Santu Mofokeng, Chasing Shadows
30 years of photographic essays

This exhibition is the first retrospective in France of photographer Santu Mofokeng, well-known from his projects Black Photo Album/Look at me: 1890–1900s, Township Billboards: Beauty, sex and cell phones, Trauma Landscapes and Chasing Shadows.

His significant contribution to understanding and research on human development in South Africa, the outstanding quality and content of his work, his innovations in photographic representation, his acute insight into the symbolic meanings of landscape and into the reciprocal relations between environment and development, all make Santu Mofokeng a major South African artist.

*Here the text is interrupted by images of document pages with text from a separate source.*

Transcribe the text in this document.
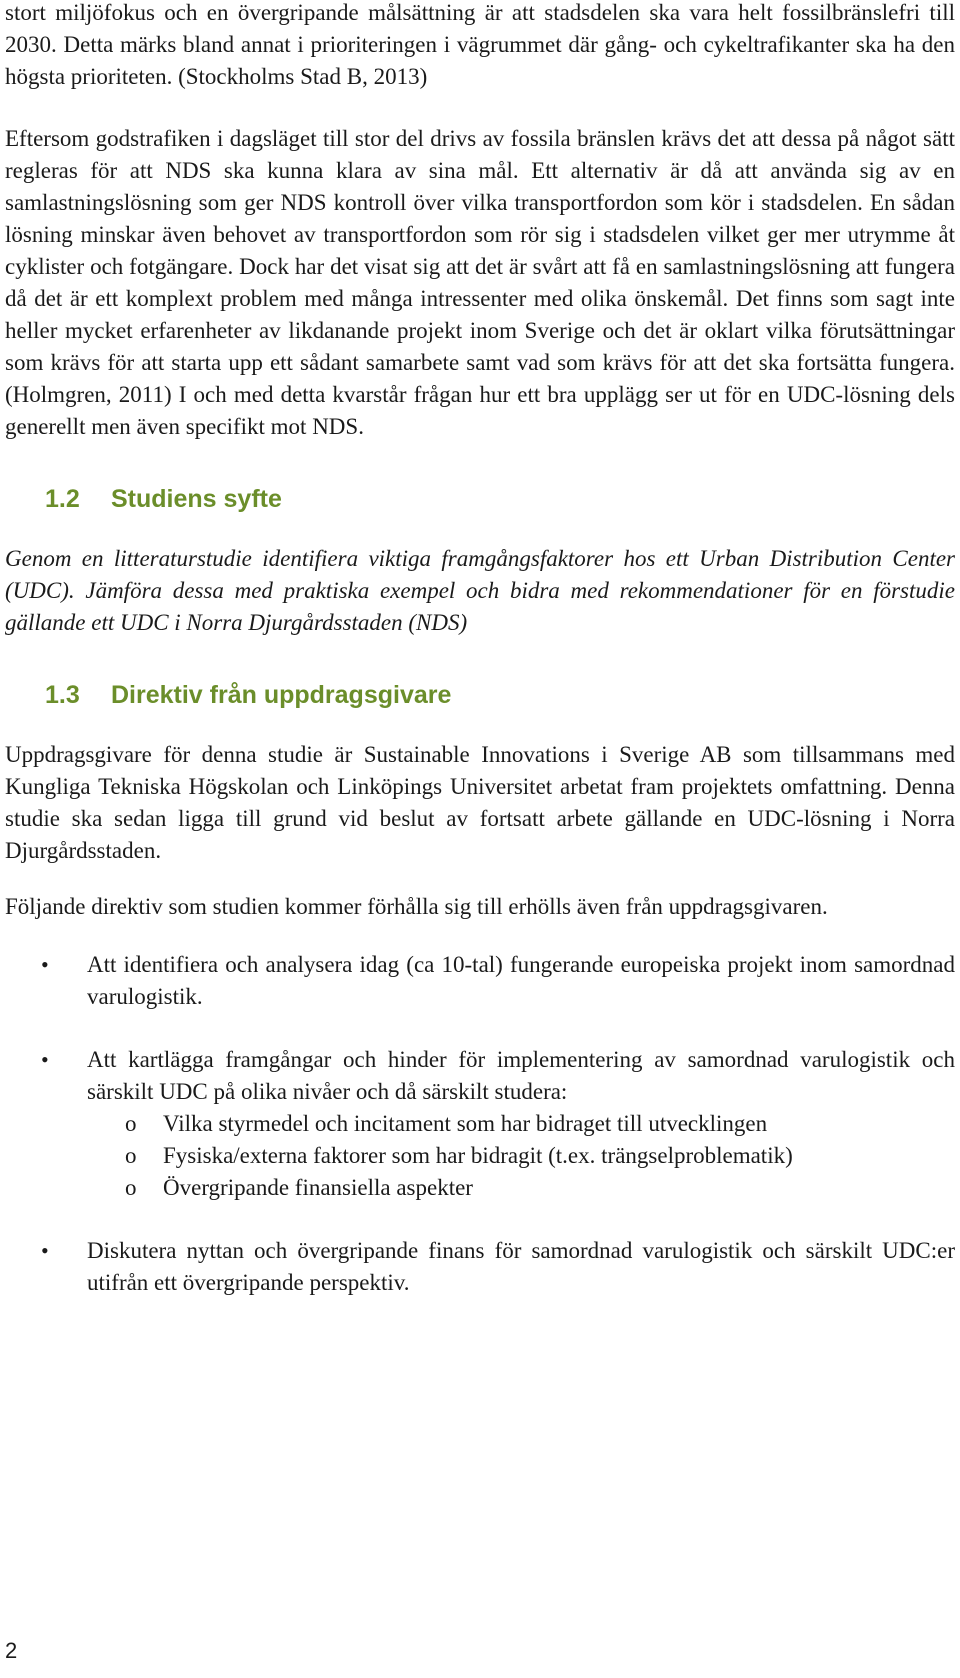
stort miljöfokus och en övergripande målsättning är att stadsdelen ska vara helt fossilbränslefri till 2030. Detta märks bland annat i prioriteringen i vägrummet där gång- och cykeltrafikanter ska ha den högsta prioriteten. (Stockholms Stad B, 2013)

Eftersom godstrafiken i dagsläget till stor del drivs av fossila bränslen krävs det att dessa på något sätt regleras för att NDS ska kunna klara av sina mål. Ett alternativ är då att använda sig av en samlastningslösning som ger NDS kontroll över vilka transportfordon som kör i stadsdelen. En sådan lösning minskar även behovet av transportfordon som rör sig i stadsdelen vilket ger mer utrymme åt cyklister och fotgängare. Dock har det visat sig att det är svårt att få en samlastningslösning att fungera då det är ett komplext problem med många intressenter med olika önskemål. Det finns som sagt inte heller mycket erfarenheter av likdanande projekt inom Sverige och det är oklart vilka förutsättningar som krävs för att starta upp ett sådant samarbete samt vad som krävs för att det ska fortsätta fungera. (Holmgren, 2011) I och med detta kvarstår frågan hur ett bra upplägg ser ut för en UDC-lösning dels generellt men även specifikt mot NDS.

1.2 Studiens syfte

Genom en litteraturstudie identifiera viktiga framgångsfaktorer hos ett Urban Distribution Center (UDC). Jämföra dessa med praktiska exempel och bidra med rekommendationer för en förstudie gällande ett UDC i Norra Djurgårdsstaden (NDS)

1.3 Direktiv från uppdragsgivare

Uppdragsgivare för denna studie är Sustainable Innovations i Sverige AB som tillsammans med Kungliga Tekniska Högskolan och Linköpings Universitet arbetat fram projektets omfattning. Denna studie ska sedan ligga till grund vid beslut av fortsatt arbete gällande en UDC-lösning i Norra Djurgårdsstaden.

Följande direktiv som studien kommer förhålla sig till erhölls även från uppdragsgivaren.

• Att identifiera och analysera idag (ca 10-tal) fungerande europeiska projekt inom samordnad varulogistik.
• Att kartlägga framgångar och hinder för implementering av samordnad varulogistik och särskilt UDC på olika nivåer och då särskilt studera:
o Vilka styrmedel och incitament som har bidraget till utvecklingen
o Fysiska/externa faktorer som har bidragit (t.ex. trängselproblematik)
o Övergripande finansiella aspekter
• Diskutera nyttan och övergripande finans för samordnad varulogistik och särskilt UDC:er utifrån ett övergripande perspektiv.
2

Over 200 images (photographs and slide show) as well as texts and documents produced over the last thirty years offer a broad introduction to his work. The selection from the photographic essays affords insights into the Soweto of his youth, everyday life on farms and in townships, representations of the self and family histories of black South Africans, religious rituals and landscapes—including his most current project Radiant Landscapes, commissioned specially for this retrospective.

Curator: Corinne Diserens
The exhibition "Santu Mofokeng, chasseur d'ombres – 30 ans d'essais photographiques" is organised by Jeu de Paume, Paris, Extra City Kunsthal, Antwerp, Kunsthalle Bern, and Bergen Kunsthall.

SANTU MOFOKENG at Extra City Kunsthal, Antwerp: April–July 2012.

France Fiction: Billes-Club Concordance Accident

Jeu de Paume presents "Billes-Club Concordance Accident", fourth show of the Satellite program curated by Raimundas Malašauskas.

The members of this Marble Club (Billes-Club) meet regularly to play throughout the duration of the exhibition. People willing to join the club can contact France Fiction (france.fiction@gmail.com) and buy a marble kit at the Jeu de Paume bookshop. The steel marbles designed by France Fiction for this game are all unique. Each piece is engraved with an expression or a word chosen by a founding member of the club: during the game, the combinations of engraved words illustrate the different degrees of significant or accidental harmony between the players.

In addition to playing marbles, France Fiction practice an itinerant poetic and scientific subjectivity, exploring the occult and melancholy dimensions of life. Founded in 2004, the group is a process of self-narration whose members go in for mystical meetings and encyclopaedic dissemination.

France Fiction is Stéphane Argillet, Marie Bonnet, Éric Camus, Lorenzo Cirrincione and Nicolas Nakamoto.